R/summary.R
summary.reliabilitydiag.Rd
An object of class reliabilitydiag
contains the observations, the
original forecasts, and recalibrated forecasts given by isotonic regression.
The function summary.reliabilitydiag
calculates quantitative measures
of predictive performance, miscalibration, discrimination,
and uncertainty, for each of the prediction methods in relation to their
recalibrated version.
# S3 method for reliabilitydiag
summary(object, ..., score = "brier")
an object inheriting from the class 'reliabilitydiag'
.
further arguments to be passed to or from methods.

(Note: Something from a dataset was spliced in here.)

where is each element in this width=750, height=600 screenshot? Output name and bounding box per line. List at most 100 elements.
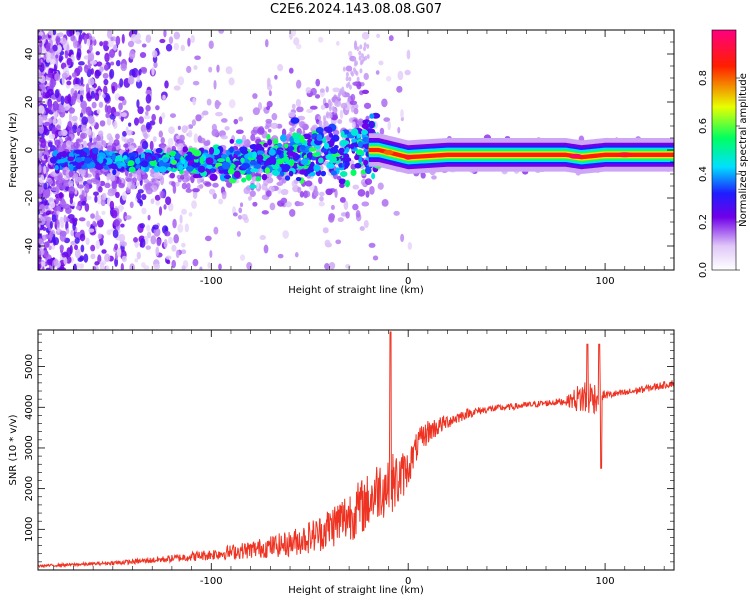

currently only "brier" or a vectorized scoring function,
that is, function(observation, prediction)
.
A 'summary.reliability'
object, which is also a
tibble (see tibble::tibble()
) with columns:
forecast | the name of the prediction method. |
mean_score | the mean score of the original forecast values. |
miscalibration | a measure of miscalibration (how reliable is the prediction method?), smaller is better. |
discrimination | a measure of discrimination (how variable are the recalibrated predictions?), larger is better. |
uncertainty | the mean score of a constant prediction at the value of the average observation. |
Predictive performance is measured by the mean score of the original forecast values, denoted by \(S\).
Uncertainty, denoted by \(UNC\), is the mean score of a constant prediction at the value of the average observation. It is the highest possible mean score of a calibrated prediction method.
Discrimination, denoted by \(DSC\), is \(UNC\) minus the mean score of the PAV-recalibrated forecast values. A small value indicates a low information content (low signal) in the original forecast values.
Miscalibration, denoted by \(MCB\), is \(S\) minus the mean score of the PAV-recalibrated forecast values. A high value indicates that predictive performance of the prediction method can be improved by recalibration.
These measures are related by the following equation, $$S = MCB - DSC + UNC.$$ Score decompositions of this type have been studied extensively, but the optimality of the PAV solution ensures that \(MCB\) is nonnegative, regardless of the chosen (admissible) scoring function. This is a unique property achieved by choosing PAV-recalibration.
If deviating from the Brier score as performance metric, make sure to choose a proper scoring rule for binary events, or equivalently, a scoring function with outcome space {0, 1} that is consistent for the expectation functional.
data("precip_Niamey_2016", package = "reliabilitydiag")
r <- reliabilitydiag(
precip_Niamey_2016[c("Logistic", "EMOS", "ENS", "EPC")],
y = precip_Niamey_2016$obs,
region.level = NA
)
summary(r)
#> 'brier' score decomposition (see also ?summary.reliabilitydiag)
#> # A tibble: 4 × 5
#> forecast mean_score miscalibration discrimination uncertainty
#> <chr> <dbl> <dbl> <dbl> <dbl>
#> 1 Logistic 0.206 0.0171 0.0555 0.244
#> 2 EMOS 0.232 0.0183 0.0305 0.244
#> 3 ENS 0.266 0.0661 0.0441 0.244
#> 4 EPC 0.234 0.0223 0.0323 0.244
summary(r, score = function(y, x) (x - y)^2)
#> 'function(y, x) (x - y)^2' score decomposition (see also ?summary.reliabilitydiag)
#> # A tibble: 4 × 5
#> forecast mean_score miscalibration discrimination uncertainty
#> <chr> <dbl> <dbl> <dbl> <dbl>
#> 1 Logistic 0.206 0.0171 0.0555 0.244
#> 2 EMOS 0.232 0.0183 0.0305 0.244
#> 3 ENS 0.266 0.0661 0.0441 0.244
#> 4 EPC 0.234 0.0223 0.0323 0.244